In the three short months since my first phenology post, Lowenwood and all the life who call this place home have experienced three seasons. Our present frozen state welcomes quiet and peace to the woods, but with all the time spent outside here at Conserve School, we have found clues and observed the behaviors of many animals who stay active all winter long. Lately we have been seeing goldfinches, black-capped chickadees, blue jays, mourning doves, nuthatches, woodpeckers, ravens, crows, porcupine, red squirrels, a fox, deer, and even a flying squirrel, spotted in the early evening (they are nocturnal).
Through summer, fall, and winter students have been visiting their phenology spots. These visits connect students to the seasonal rhythms of the natural world, inspiring great insight. Here are some excerpts from casual conversation with students about their phenology spots:
“There was a moment when there was fresh snow and everything seemed dead, but then I started psshing and a bunch of birds appeared. It made me realize that nature is way more interactive than I thought it was. Because of my phenology spot, I know how to interact more with nature instead of just watching it and trying to protect it.” — Randa
“[My phenology spot] became a place of refuge that I probably wouldn’t have found on my own. I became really familiar and attached to it and even named my sitting rock, Xanadu.” — Sophia
“At first [my phenology spot] seemed like everywhere else, but then I found a blue stain fungus. That connected me to the place and made it feel more special.” — Hattie
Three seasons ago Emily and Henry H. shared photographs and initial impressions of their phenology spots: Phenology (Part I) blog post. Today, as we celebrate the longest night, I leave you with fresh images and closing thoughts from these two phenologists.

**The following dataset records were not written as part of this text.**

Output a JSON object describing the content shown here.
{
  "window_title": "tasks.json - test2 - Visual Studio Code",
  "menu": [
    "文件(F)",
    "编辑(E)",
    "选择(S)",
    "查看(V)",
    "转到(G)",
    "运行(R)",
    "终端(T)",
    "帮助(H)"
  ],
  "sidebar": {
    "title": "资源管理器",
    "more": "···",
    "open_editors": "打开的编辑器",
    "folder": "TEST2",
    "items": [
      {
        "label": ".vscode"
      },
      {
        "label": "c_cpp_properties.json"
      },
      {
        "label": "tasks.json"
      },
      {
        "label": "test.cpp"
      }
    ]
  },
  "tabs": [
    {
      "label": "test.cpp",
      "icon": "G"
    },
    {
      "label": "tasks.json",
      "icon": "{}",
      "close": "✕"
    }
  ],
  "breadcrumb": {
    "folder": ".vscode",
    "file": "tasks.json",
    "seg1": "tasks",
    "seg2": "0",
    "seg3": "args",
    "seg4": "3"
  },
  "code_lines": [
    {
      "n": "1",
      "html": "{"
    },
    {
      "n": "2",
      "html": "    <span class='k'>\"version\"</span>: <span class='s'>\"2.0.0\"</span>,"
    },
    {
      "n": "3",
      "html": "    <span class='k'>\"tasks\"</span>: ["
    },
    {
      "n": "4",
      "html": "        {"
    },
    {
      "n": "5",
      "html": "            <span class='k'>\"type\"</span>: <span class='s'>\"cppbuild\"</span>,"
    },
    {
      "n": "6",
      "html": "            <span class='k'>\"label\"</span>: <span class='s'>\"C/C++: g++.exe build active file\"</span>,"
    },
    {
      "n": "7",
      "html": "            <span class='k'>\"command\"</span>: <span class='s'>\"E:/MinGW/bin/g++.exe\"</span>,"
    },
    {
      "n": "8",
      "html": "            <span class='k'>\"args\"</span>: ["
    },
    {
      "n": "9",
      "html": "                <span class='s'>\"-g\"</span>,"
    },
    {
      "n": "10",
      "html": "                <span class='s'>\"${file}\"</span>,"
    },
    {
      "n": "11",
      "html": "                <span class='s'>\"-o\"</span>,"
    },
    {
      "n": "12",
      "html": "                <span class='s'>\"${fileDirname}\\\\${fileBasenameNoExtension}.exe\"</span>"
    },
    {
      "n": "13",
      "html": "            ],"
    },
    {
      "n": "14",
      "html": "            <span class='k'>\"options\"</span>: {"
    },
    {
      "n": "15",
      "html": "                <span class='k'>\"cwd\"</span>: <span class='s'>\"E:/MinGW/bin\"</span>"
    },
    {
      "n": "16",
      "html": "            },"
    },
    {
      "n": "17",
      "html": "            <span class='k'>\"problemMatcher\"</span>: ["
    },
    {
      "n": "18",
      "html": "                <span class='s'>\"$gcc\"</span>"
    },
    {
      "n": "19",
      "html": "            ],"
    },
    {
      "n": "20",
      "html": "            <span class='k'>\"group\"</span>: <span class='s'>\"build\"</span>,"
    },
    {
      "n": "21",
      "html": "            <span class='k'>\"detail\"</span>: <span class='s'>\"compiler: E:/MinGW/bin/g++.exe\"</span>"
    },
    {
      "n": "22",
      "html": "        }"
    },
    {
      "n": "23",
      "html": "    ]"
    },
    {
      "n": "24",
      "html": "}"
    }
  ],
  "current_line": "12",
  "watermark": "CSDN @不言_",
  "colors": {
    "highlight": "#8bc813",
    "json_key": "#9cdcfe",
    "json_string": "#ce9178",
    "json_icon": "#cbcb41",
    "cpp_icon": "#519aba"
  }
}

“As the seasons have changed, so has my phenology spot. Not only was my phenology spot logged, but it has also been covered in a fresh layer of untouched snow. As I was walking to my spot I noticed how quiet it was compared to when I first started going. I saw many tracks in the snow from small animals such as squirrels and rabbits. Once I reached my destination I felt a sense of serenity, almost like a new start, making my own tracks in the snow and brushing the undisturbed snow off of the log I sat on. I wonder what I will remember about this particular spot in thirty years, maybe that it was logged or maybe that it just stuck out to me the first time I walked past it.” — Emily
“As the seasons changed, I got to view the change in wildlife. Many plants changed colors and some animals left or went into hibernation. One of the most prominent examples was the golden yellow tamaracks. It was such a profound change in color. I also got to watch the number of animals decrease until most of the time I could only see tracks in the snow. I wonder what will happen to my chipmunk friend. He, or she for that matter, lives in the hollow woodpecker tree that hangs over the lake. I suppose he will be hibernating in his hole. It is amazing how animals can actually lower their core body temperature to conserve energy. Evolution is truly a magnificent power! It will be sad to leave Lowenwood, and lose “my” observation territory. However, I know that my memories will always be preserved in my phenology map, and the journal entries I have made. “ — Henry H.